Lehlohonolo Nonyane

Personal information
- Full name: Lehlohonolo Carreca Nonyane
- Date of birth: 7 December 1986 (age 38)
- Place of birth: Botshebong, South Africa
- Height: 1.82 m (6 ft 0 in)
- Position(s): Left back

Team information
- Current team: Kruger United

Senior career*
- Years: Team / Apps / (Gls)
- 2009–2010: United FC / 13 / (0)
- 2010–2014: Jomo Cosmos / 57 / (9)
- 2014–2016: Mpumalanga Black Aces / 45 / (3)
- 2016: Cape Town City
- 2016–2018: Golden Arrows / 15 / (1)
- 2018–2020: Bidvest Wits / 20 / (0)
- 2020–2021: TTM / 18 / (0)
- 2021–2023: Marumo Gallants / 34 / (1)
- 2023–2024: Baroka / 19 / (2)
- 2024–: Kruger United / 7 / (0)

International career^{‡}
- 2013–2015: South Africa / 3 / (0)

= Lehlohonolo Nonyane =

South African soccer player

Lehlohonolo Carreca Nonyane (born 7 December 1986) is a South African professional footballer, who currently plays for National First Division club Kruger United as a defender.

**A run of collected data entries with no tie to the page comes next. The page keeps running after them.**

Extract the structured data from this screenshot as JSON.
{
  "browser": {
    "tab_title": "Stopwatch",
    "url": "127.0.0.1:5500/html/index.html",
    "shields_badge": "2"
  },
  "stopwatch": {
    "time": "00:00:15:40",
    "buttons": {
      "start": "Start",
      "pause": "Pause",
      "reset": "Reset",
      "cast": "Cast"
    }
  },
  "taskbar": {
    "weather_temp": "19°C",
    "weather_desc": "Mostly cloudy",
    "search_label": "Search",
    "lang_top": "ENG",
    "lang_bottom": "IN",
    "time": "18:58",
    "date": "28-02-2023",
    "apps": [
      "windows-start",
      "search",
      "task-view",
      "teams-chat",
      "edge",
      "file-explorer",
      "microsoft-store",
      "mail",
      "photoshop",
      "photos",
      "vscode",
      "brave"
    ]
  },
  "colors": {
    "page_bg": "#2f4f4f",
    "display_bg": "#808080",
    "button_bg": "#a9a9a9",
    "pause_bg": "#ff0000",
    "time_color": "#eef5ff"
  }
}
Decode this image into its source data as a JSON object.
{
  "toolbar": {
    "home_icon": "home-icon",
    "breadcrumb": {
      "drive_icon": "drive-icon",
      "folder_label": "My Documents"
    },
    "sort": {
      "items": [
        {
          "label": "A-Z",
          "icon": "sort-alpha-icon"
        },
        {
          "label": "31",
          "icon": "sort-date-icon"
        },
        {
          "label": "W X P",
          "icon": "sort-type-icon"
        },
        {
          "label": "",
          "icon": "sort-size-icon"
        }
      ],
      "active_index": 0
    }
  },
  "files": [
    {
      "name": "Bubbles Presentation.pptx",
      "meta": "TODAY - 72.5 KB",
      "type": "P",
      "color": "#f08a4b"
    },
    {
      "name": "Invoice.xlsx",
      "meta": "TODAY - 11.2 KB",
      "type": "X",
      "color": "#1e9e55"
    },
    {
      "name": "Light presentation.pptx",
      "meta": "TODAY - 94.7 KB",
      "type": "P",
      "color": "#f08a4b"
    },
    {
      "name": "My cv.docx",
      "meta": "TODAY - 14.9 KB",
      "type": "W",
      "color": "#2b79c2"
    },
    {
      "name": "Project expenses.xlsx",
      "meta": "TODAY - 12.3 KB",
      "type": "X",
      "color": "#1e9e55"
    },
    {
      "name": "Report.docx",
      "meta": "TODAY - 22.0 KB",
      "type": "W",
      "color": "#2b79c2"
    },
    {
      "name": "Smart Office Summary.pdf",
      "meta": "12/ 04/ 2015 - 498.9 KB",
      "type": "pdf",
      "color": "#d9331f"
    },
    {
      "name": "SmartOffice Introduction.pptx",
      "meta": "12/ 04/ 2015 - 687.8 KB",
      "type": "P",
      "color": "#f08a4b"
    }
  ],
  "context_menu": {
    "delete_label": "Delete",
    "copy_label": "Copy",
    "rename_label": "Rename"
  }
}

He won the 2020–21 Nedbank Cup with TTM. Staying in the squad after it was bought out by Marumo Gallants, he was the team captain until being released in 2023. After a stint with Baroka in the 2023–24 National First Division, he trained with newly promoted First Division club Kruger United.